Dobie freshman, sophomores, and juniors tackled the Preliminary Scholastic Aptitude Test, or less intimidatingly known as the PSAT, Oct. 10 on both campuses. 

The PSAT is taken nationwide as preparation for the SAT, the standardized college admission test. Although the PSAT does not count for admission, it is the qualification test for the National Merit Scholarship, making it  potentially vital to future success.

“I think it is crucial because it is the first test you will take before many other similar standardized tests in your career.” said Counselor Teresa Jack. “If you want to be a lawyer you take the LSAT, if you want to be a doctor you take the USMLE, and any other career path has its own test, so it’s important you get exposed to the format.”
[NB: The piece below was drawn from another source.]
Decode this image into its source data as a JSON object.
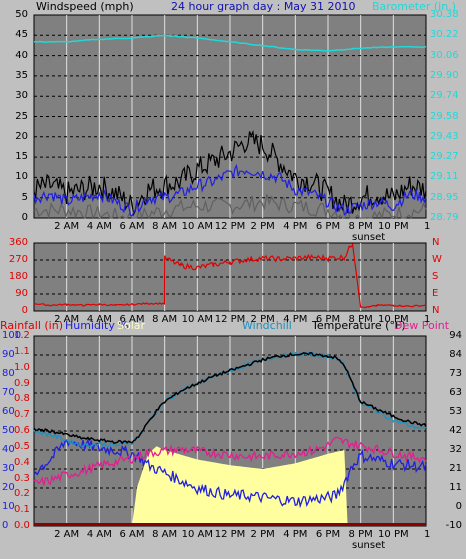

The PSAT tests a broad range of reading, writing, and math skills through timed sections. For example, the reading section may give the student 60 minutes to answer 47 questions. This fast paced test is challenging for many students.

 “The most difficult part of the PSAT for me is actually answering all the questions before time runs out,” said junior Oscar Velasquez.”

The school has several resources to prepare for both the PSAT and SAT, including test prep courses and online and physical test books.

Dobie also endorses Khan Academy, an education website, for preparation for the exam.

“I use Khan Academy,” said Emily Reyes. “I like how accessible it is and the format of its questions lets me familiarize myself with what I could encounter later.”

In most schools throughout the country, students must register and pay a fee to take the PSAT. For a number of years, Pasadena Independent School District has decided to administer the test for free to every student in hopes of fostering further future success.

 “I hope every student takes an advantage of this opportunity,” said Ms. Jack. “It is not normal for schools to give the exam for everyone.”